The telephone rang. It was Ashbless. Yes, they’d seen the paper. Things were certainly afoot. He’d see them in a half hour. Edward hung up the phone, unaccountably and vaguely disturbed—suspicious of Ashbless for the same reason he’d fired Yamoto. It was William’s doing. Professor Latzarel, however, was enthusiastic. They’d need all the help they could muster, he said.
He pulled out a pocket calendar and began ticking off days. “How long until Jim goes back to school?”
“Almost a week,” said Edward. “The second of January.”
“Good. We’ll pack tonight. Call Squires; we’ll need his boat.”
“Where shall I tell him we’re going?” asked Edward.

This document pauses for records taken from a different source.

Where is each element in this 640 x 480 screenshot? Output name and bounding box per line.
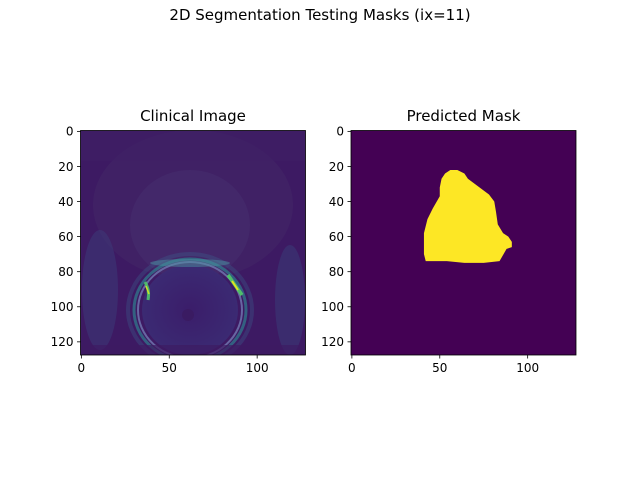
y-tick-label: 80 <box>58 265 73 279</box>
right-hotspot-core <box>231 280 239 291</box>
axes-frame-left <box>80 130 306 356</box>
ticks-left: 0 50 100 0 20 40 60 80 100 120 <box>51 125 269 375</box>
y-tick-label: 100 <box>321 300 344 314</box>
y-tick-label: 120 <box>51 335 74 349</box>
y-tick-label: 40 <box>58 195 73 209</box>
y-tick-label: 120 <box>321 335 344 349</box>
axes-predicted-mask: Predicted Mask 0 50 100 0 20 40 60 80 100 120 <box>321 107 577 375</box>
ticks-right: 0 50 100 0 20 40 60 80 100 120 <box>321 125 539 375</box>
axes-title-predicted-mask: Predicted Mask <box>407 107 521 125</box>
y-tick-label: 60 <box>329 230 344 244</box>
figure-title: 2D Segmentation Testing Masks (ix=11) <box>169 6 471 24</box>
y-tick-label: 40 <box>329 195 344 209</box>
clinical-mri-image <box>80 130 306 355</box>
y-tick-label: 0 <box>66 125 74 139</box>
x-tick-label: 100 <box>246 361 269 375</box>
x-tick-label: 50 <box>432 361 447 375</box>
y-tick-label: 20 <box>329 160 344 174</box>
bottom-dark-band <box>80 345 306 355</box>
x-tick-label: 100 <box>516 361 539 375</box>
axes-frame-right <box>350 130 577 356</box>
right-side-structure <box>275 245 305 355</box>
y-tick-label: 0 <box>336 125 344 139</box>
left-side-structure <box>82 230 118 350</box>
left-hotspot-core <box>145 285 150 295</box>
x-tick-label: 0 <box>348 361 356 375</box>
axes-clinical-image: Clinical Image <box>51 107 306 375</box>
top-of-ring-glow <box>150 259 230 267</box>
x-tick-label: 50 <box>162 361 177 375</box>
central-soft-tissue <box>130 170 250 280</box>
y-tick-label: 20 <box>58 160 73 174</box>
y-tick-label: 60 <box>58 230 73 244</box>
predicted-mask-region <box>423 169 512 263</box>
y-tick-label: 100 <box>51 300 74 314</box>
x-tick-label: 0 <box>78 361 86 375</box>
top-texture-band <box>80 130 306 161</box>
center-dark-spot <box>182 309 194 321</box>
y-tick-label: 80 <box>329 265 344 279</box>
coil-ring-halo <box>126 252 254 355</box>
axes-title-clinical-image: Clinical Image <box>140 107 246 125</box>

“Catalina Island! I have the sneaking suspicion that we’re closing in on something here. That the pieces are falling into place. We’re closer to our goal than you suppose. Things are hotting up, and if you think Pinion isn’t going to be there to step in when we’re slack, you’re sadly mistaken. We’ve got to get the jump on him.”

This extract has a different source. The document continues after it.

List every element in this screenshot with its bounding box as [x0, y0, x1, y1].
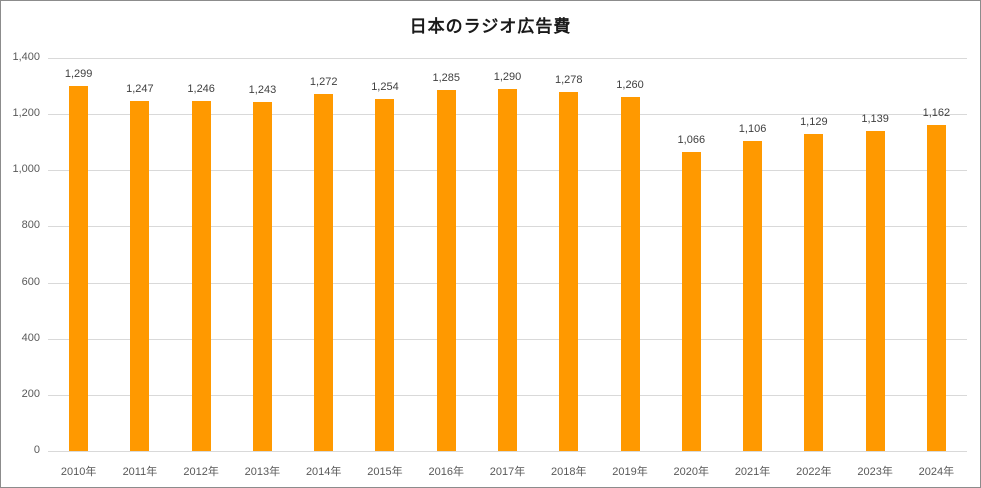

When Jim wandered in that afternoon, he found the front porch heaped with camping gear and topographic maps, jackets and camera equipment, boxes of food and green steel canisters of drinking water. They spent the night aboard the Gerhardi, rolling on the swell. It was fearfully cold. Professor Latzarel and William Ashbless, hearty as a pair of geese, spent the better part of the evening on deck, talking and smoking in the wind, reminiscing about travels, about expeditions. A man hasn’t been cold, said Latzarel, until he’s been to the Pole. Jim swore he’d never go near the Pole. The deck of the Gerhardi was cold enough for him, and after half an hour there, attempting to maintain some semblance of spirit, he’d given up. It was impossible to imagine being colder. His fingers might as well have been wood, and the stocking cap did nothing to prevent the dull headache that seemed to be driven by the wind. So he spent most of the night in the cabin reading, knowing from experience that he wouldn’t get seasick unless he thought about it. At around midnight he decided to venture topside again.